The Commerce Department reported that the seasonally adjusted level of retail sales rose in September by 0.6% after a 0.3% increase in August. The gain was larger than the consensus estimate of 0.2% but some forecasts were calling for an increase of about 0.5%. Auto sales, a volatile category that makes up about a quarter of all sales, were up by 1.2% after a 3.3% increase in August. Excluding the category, sales were up by 0.4% following a 0.4% decline.
For obvious reasons, another volatile category is sales at gasoline stations. Sales there were up by 2.0% in September following a 2.6% decline the month before. Excluding both the auto and gas station categories, sales were up by 0.2% following a 0.1% decline in August.
Other large gaining categories were nonstore retailers (up by 1.1%), health and personal care stores (up by 1.0%), electronics and appliance stores (up by 0.9%), and food and beverage stores (up by 0.8%). Building material and garden supply stores saw a nominal gain of 0.1%. Declines were posted in the categories of miscellaneous store retailers (down by 1.3%); sporting goods, hobby, book, and music stores (down by 0.7%), furniture and home furnishings stores (down by 0.6%); clothing and clothing accessories stores (down by 0.4%). General merchandise stores saw a decline of 0.1%).
The major inflation news of the day was mixed but the headline surprise is weighing against both stocks and bonds.

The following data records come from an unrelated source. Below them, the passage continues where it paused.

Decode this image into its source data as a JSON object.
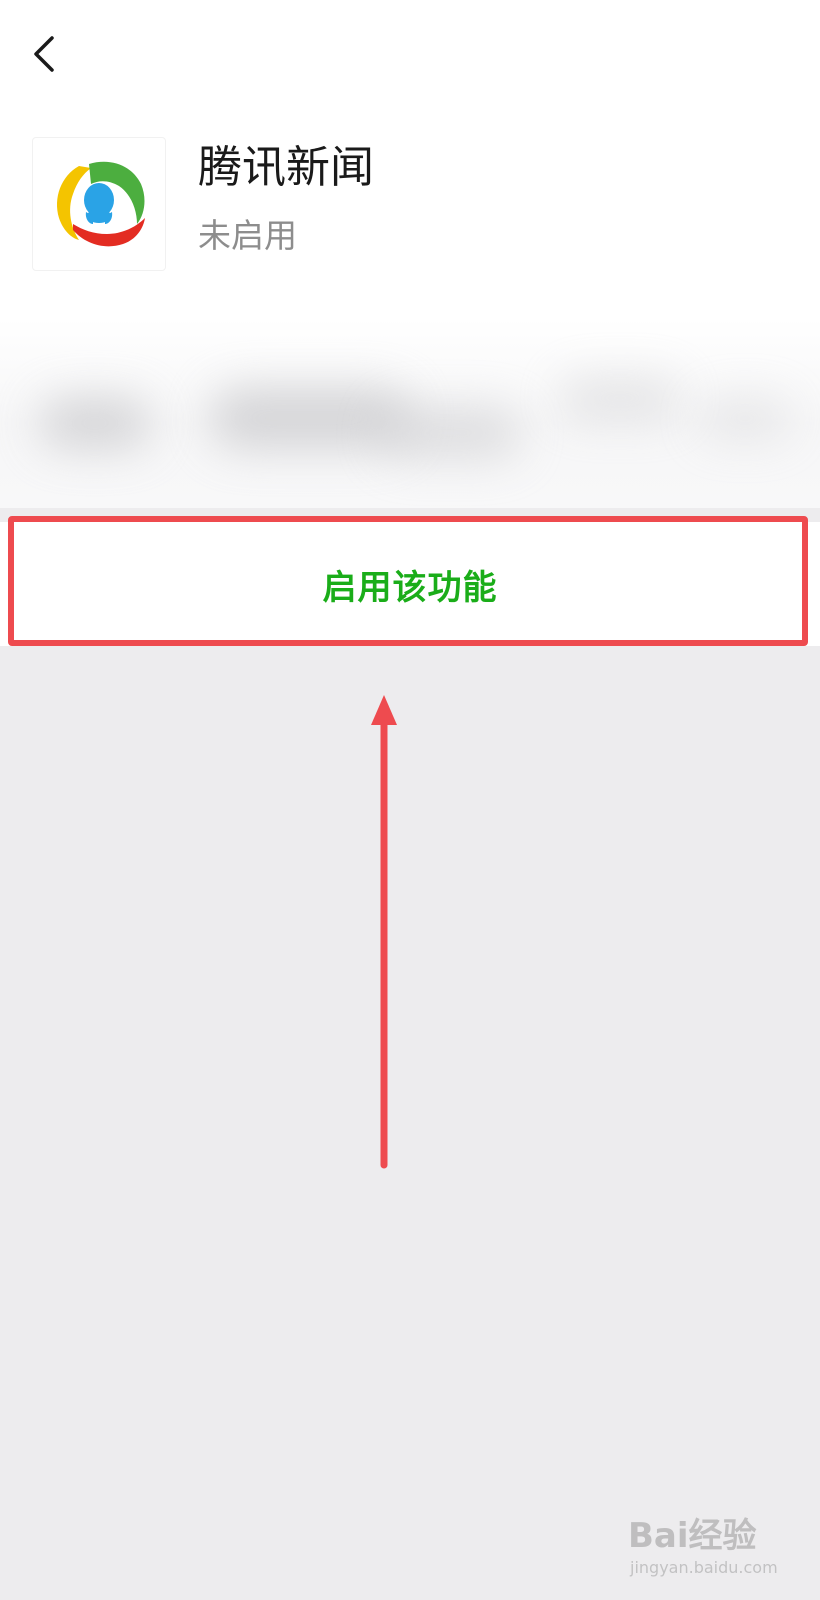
{
  "header": {
    "back_icon": "chevron-left-icon"
  },
  "app": {
    "icon": "tencent-news-logo",
    "name": "腾讯新闻",
    "status": "未启用"
  },
  "action": {
    "enable_label": "启用该功能",
    "accent_color": "#1aad19"
  },
  "annotation": {
    "highlight_color": "#ee4b4f",
    "arrow_direction": "up"
  },
  "watermark": {
    "main": "Bai经验",
    "sub": "jingyan.baidu.com"
  }
}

The Labor Department reported that its Producer Price Index, a gauge of inflation at the wholesale level, rose in September by 1.1%, the largest increase since February. Though a bounce was expected after August's 1.4% oil-related plunge (the largest since October of last year), last month's increase was larger than the 0.5% that analysts had predicted. On a year-over-year basis, the index was up by 4.4%, the largest Y/Y margin since June of 2006.

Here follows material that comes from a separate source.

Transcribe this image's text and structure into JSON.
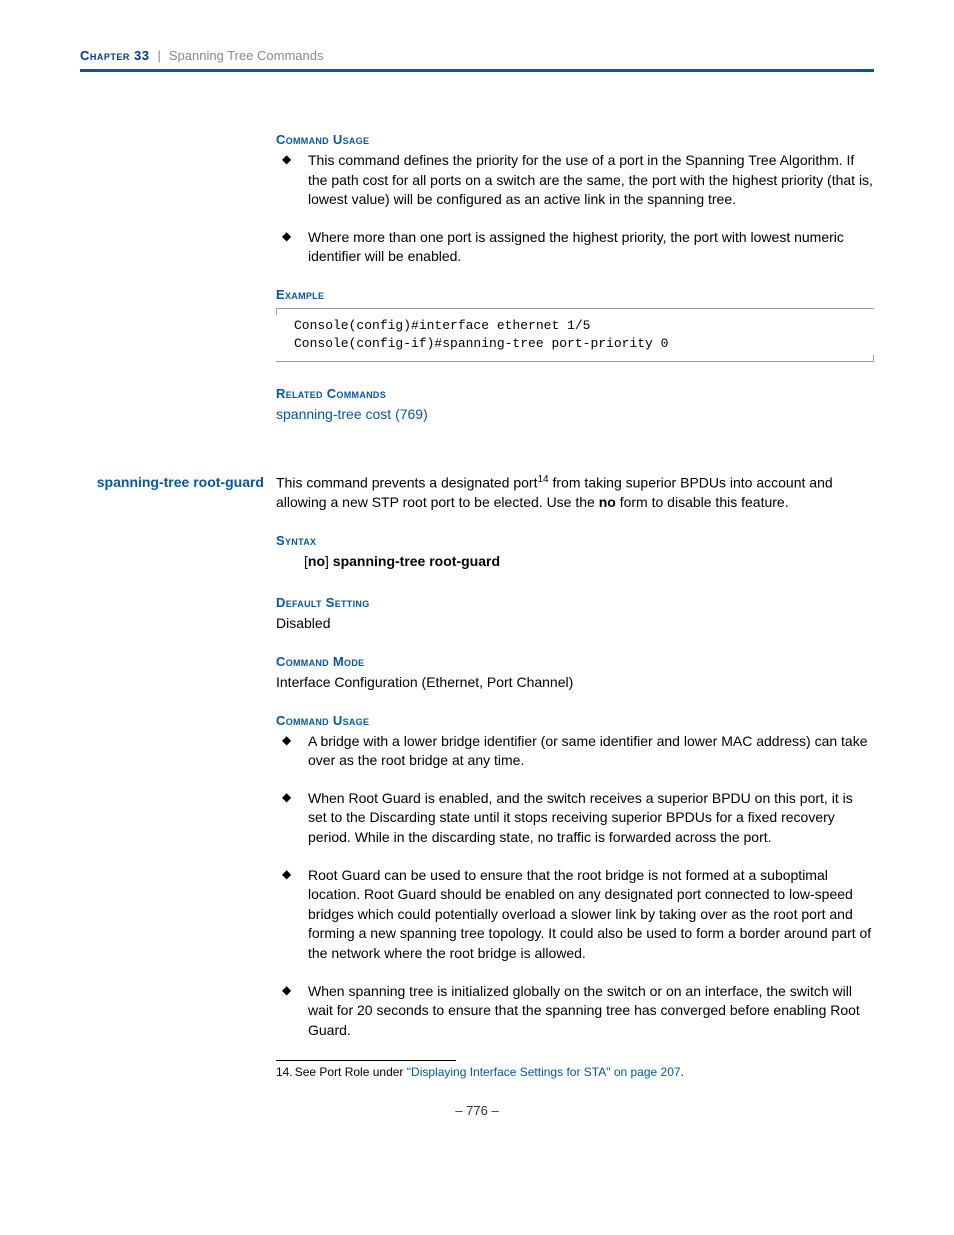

But energy was again a major factor in the overall move. The energy index rose by 4.1% in September, the biggest increase since last November. This followed a 6.6% decline in August, the largest drop since April of 2003. Foods, another volatile category, also jumped more than expected last month. The index for that category, after four months of declines, rose by 1.5%, the largest increase since March.
The inflation news was not all bad. Excluding foods and energy, the so-called core index rose by just 0.1% in September. On a year-over-year basis, the core index was up by 2.0%. This is still somewhat elevated but an improvement from August's Y/Y margin of 2.2% and July's 2.3%. Price pressures further down the production pipeline were also relatively tame. The index for prices at the intermediate stage of production rose by 0.4% last month following a 1.2% decline in August. At the initial, or crude, stage of production, the price index rose by 0.1% following a 3.0% decline.
The report on business inventories was also released this morning and though it was a little softer than anticipated, the news was not all that surprising. The Commerce Department said the seasonally adjusted level of business inventories rose by 0.1% in August, the weakest gain since a flat (0.0%) reading in March. Sales fell by 0.4% due to a 1.6% decline in the manufacturing sector.
This combination raised the inventory-to-sales (I/S) ratio up to 1.27 from July's 1.26. The I/S ratio is the value of inventories divided by the values of sales for the month. The result shows how many months it would take to entirely deplete the stocks on hand at the prevailing sales pace. A low ratio means pressure is high on the production process to replenish supplies. Though August's ratio was up from July's, it was
still not far from the record low of 1.25.
In the final economic release of the week, news sources report that the preliminary index on consumer sentiment for the month from the University of Michigan came in at 82.0, down from September's final reading of 83.4 and the weakest sentiment indicator since August of last year. Forecasters had predicted a more optimistic reading of about 84.0. Some improvement was seen in the index of current conditions. It came in at 98.2 for the early part of October, up from September's final reading of 97.9. But the expectations index slipped to 71.6 from 74.1.